Ulasan Sampai Nanti, Hanna!
Film ini memiliki premis yang klise: dua orang yang dipisahkan oleh takdir dan bertemu kembali di kemudian hari. Namun, eksekusinya cukup menarik dan memiliki pesan yang mendalam.
Ceritanya maju dengan alur yang efektif dan tanpa eksposisi berlebihan, membuat film ini mudah diikuti. Penggunaan kamera dan warna menambah kesan visual yang menenangkan sekaligus menyesakkan.
Penampilan para aktor dalam film ini cukup mengesankan, dengan dialog yang alami dan tidak terasa kaku. Semua aspek teknis dikerjakan dengan teliti dan direncanakan dengan baik.
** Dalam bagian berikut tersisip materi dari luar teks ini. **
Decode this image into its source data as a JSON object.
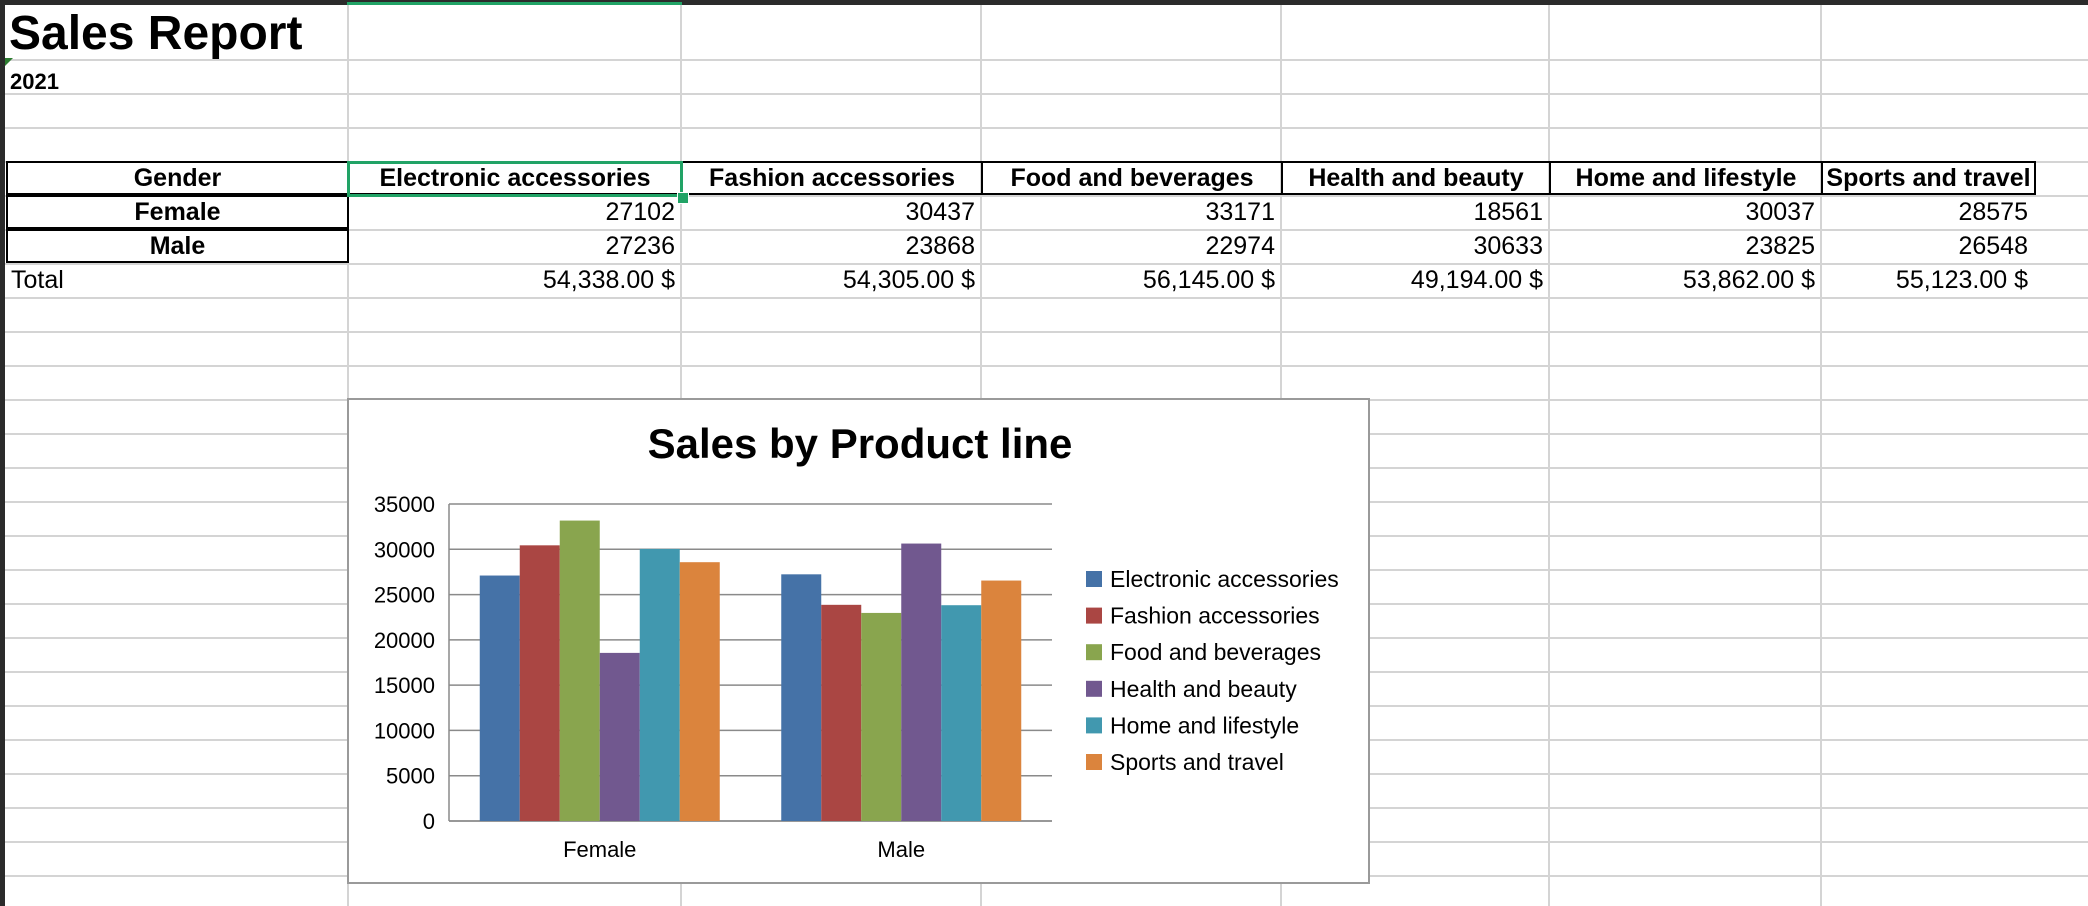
{
  "sheet": {
    "title": "Sales Report",
    "year": "2021",
    "header_label": "Gender",
    "product_lines": [
      "Electronic accessories",
      "Fashion accessories",
      "Food and beverages",
      "Health and beauty",
      "Home and lifestyle",
      "Sports and travel"
    ],
    "rows": [
      {
        "label": "Female",
        "values": [
          "27102",
          "30437",
          "33171",
          "18561",
          "30037",
          "28575"
        ]
      },
      {
        "label": "Male",
        "values": [
          "27236",
          "23868",
          "22974",
          "30633",
          "23825",
          "26548"
        ]
      }
    ],
    "total_label": "Total",
    "totals": [
      "54,338.00 $",
      "54,305.00 $",
      "56,145.00 $",
      "49,194.00 $",
      "53,862.00 $",
      "55,123.00 $"
    ]
  },
  "chart_data": {
    "type": "bar",
    "title": "Sales by Product line",
    "xlabel": "",
    "ylabel": "",
    "categories": [
      "Female",
      "Male"
    ],
    "ylim": [
      0,
      35000
    ],
    "yticks": [
      0,
      5000,
      10000,
      15000,
      20000,
      25000,
      30000,
      35000
    ],
    "grid": true,
    "legend_position": "right",
    "series": [
      {
        "name": "Electronic accessories",
        "values": [
          27102,
          27236
        ],
        "color": "#4572a7"
      },
      {
        "name": "Fashion accessories",
        "values": [
          30437,
          23868
        ],
        "color": "#aa4643"
      },
      {
        "name": "Food and beverages",
        "values": [
          33171,
          22974
        ],
        "color": "#89a54e"
      },
      {
        "name": "Health and beauty",
        "values": [
          18561,
          30633
        ],
        "color": "#71588f"
      },
      {
        "name": "Home and lifestyle",
        "values": [
          30037,
          23825
        ],
        "color": "#4198af"
      },
      {
        "name": "Sports and travel",
        "values": [
          28575,
          26548
        ],
        "color": "#db843d"
      }
    ]
  },
  "colors": {
    "selection": "#21a366",
    "gridline": "#d4d4d4",
    "window_frame": "#2b2b2b"
  }
}
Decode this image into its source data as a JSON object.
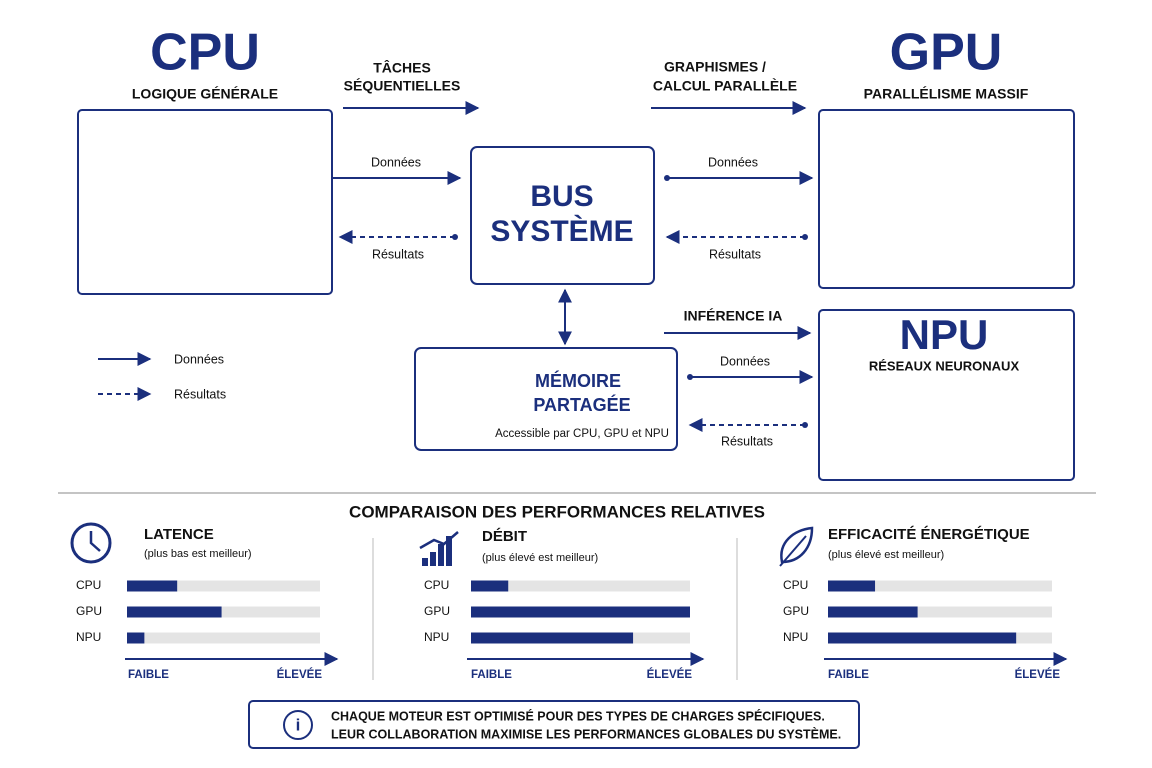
{
  "cpu": {
    "title": "CPU",
    "subtitle": "LOGIQUE GÉNÉRALE"
  },
  "gpu": {
    "title": "GPU",
    "subtitle": "PARALLÉLISME MASSIF"
  },
  "npu": {
    "title": "NPU",
    "subtitle": "RÉSEAUX NEURONAUX"
  },
  "bus": {
    "lines": [
      "BUS",
      "SYSTÈME"
    ]
  },
  "memory": {
    "lines": [
      "MÉMOIRE",
      "PARTAGÉE"
    ],
    "caption": "Accessible par CPU, GPU et NPU"
  },
  "links": {
    "cpu": {
      "task": [
        "TÂCHES",
        "SÉQUENTIELLES"
      ],
      "data": "Données",
      "results": "Résultats"
    },
    "gpu": {
      "task": [
        "GRAPHISMES /",
        "CALCUL PARALLÈLE"
      ],
      "data": "Données",
      "results": "Résultats"
    },
    "npu": {
      "task": [
        "INFÉRENCE IA"
      ],
      "data": "Données",
      "results": "Résultats"
    }
  },
  "legend": [
    "Données",
    "Résultats"
  ],
  "comparison": {
    "title": "COMPARAISON DES PERFORMANCES RELATIVES",
    "panels": [
      {
        "title": "LATENCE",
        "note": "(plus bas est meilleur)",
        "categories": [
          "CPU",
          "GPU",
          "NPU"
        ],
        "values": [
          26,
          49,
          9
        ],
        "xlim": [
          0,
          100
        ],
        "axis_labels": [
          "FAIBLE",
          "ÉLEVÉE"
        ]
      },
      {
        "title": "DÉBIT",
        "note": "(plus élevé est meilleur)",
        "categories": [
          "CPU",
          "GPU",
          "NPU"
        ],
        "values": [
          17,
          100,
          74
        ],
        "xlim": [
          0,
          100
        ],
        "axis_labels": [
          "FAIBLE",
          "ÉLEVÉE"
        ]
      },
      {
        "title": "EFFICACITÉ ÉNERGÉTIQUE",
        "note": "(plus élevé est meilleur)",
        "categories": [
          "CPU",
          "GPU",
          "NPU"
        ],
        "values": [
          21,
          40,
          84
        ],
        "xlim": [
          0,
          100
        ],
        "axis_labels": [
          "FAIBLE",
          "ÉLEVÉE"
        ]
      }
    ]
  },
  "note": [
    "CHAQUE MOTEUR EST OPTIMISÉ POUR DES TYPES DE CHARGES SPÉCIFIQUES.",
    "LEUR COLLABORATION MAXIMISE LES PERFORMANCES GLOBALES DU SYSTÈME."
  ]
}
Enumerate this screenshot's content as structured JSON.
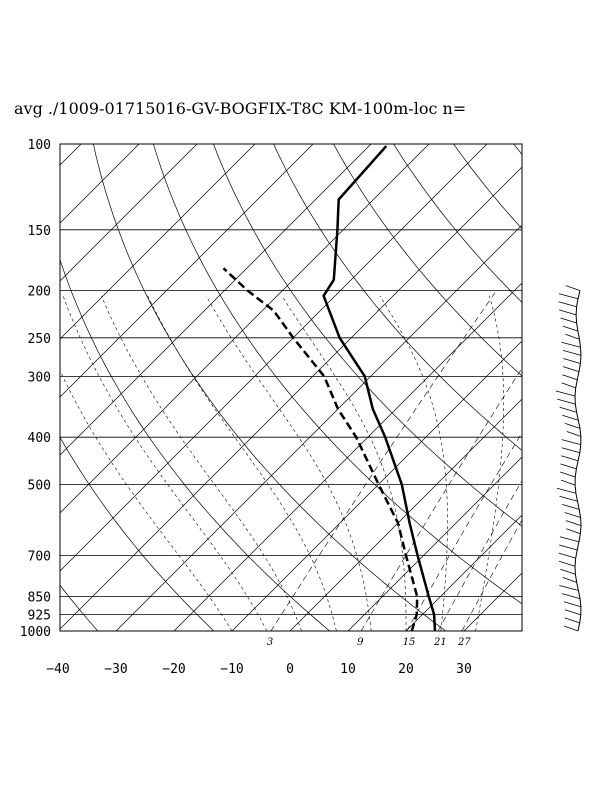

Kesan realistis yang tercipta membuat film ini terasa seperti cerminan kehidupan nyata. Adegan romantisnya manis tanpa berlebihan, sementara bagian yang menggambarkan kekerasan verbal terasa sangat mengganggu namun realistis, menggugah kesadaran akan isu ini.
Plot film ini terasa terbelah menjadi dua bagian: masa kuliah dan masa dewasa. Bagian pertama disajikan dengan lebih baik, kaya akan emosi dan subplot.
Sementara itu, bagian kedua yang menceritakan kehidupan rumah tangga dan perjalanan ke Belanda terasa kurang eksplorasi dan terburu-buru. Durasi yang lebih proporsional mungkin bisa membantu mengatasi masalah ini.
Perubahan karakter Hanna antara kedua bagian ini terasa kurang mulus. Hanna yang awalnya digambarkan kuat dan berprinsip tiba-tiba berubah menjadi istri yang penurut di bagian kedua tanpa penjelasan yang memadai.
Karakternya seakan berubah drastis tanpa proses yang jelas, padahal di awal cerita ia sangat ingin lepas dari kekerasan verbal ibunya.
Mengisahkan dua periode kehidupan seringkali menjadi tantangan dalam film, seperti yang terlihat di Cinta Dalam Ikhlas dan Anak Kolong. Namun, hanya Cinta Dalam Ikhlas yang sukses mengemas transisi ini dengan baik.
Anak Kolong justru menjadi contoh buruk dengan transisi yang tidak mulus. Jika saja Sampai Nanti, Hanna! menutup ceritanya dengan akhir yang kuat dan bermakna, film ini bisa mendapatkan penilaian yang lebih baik. Hingga titik tertentu, ceritanya seimbang dan menarik.
Hanna, sebagai karakter yang kuat, seharusnya bisa berhasil di mana saja selama ia keluar dari rumah yang mengekangnya. Namun, perubahan karakternya setelah menikah membuat bagian terakhir film terasa seperti 'after story' yang kurang berhasil.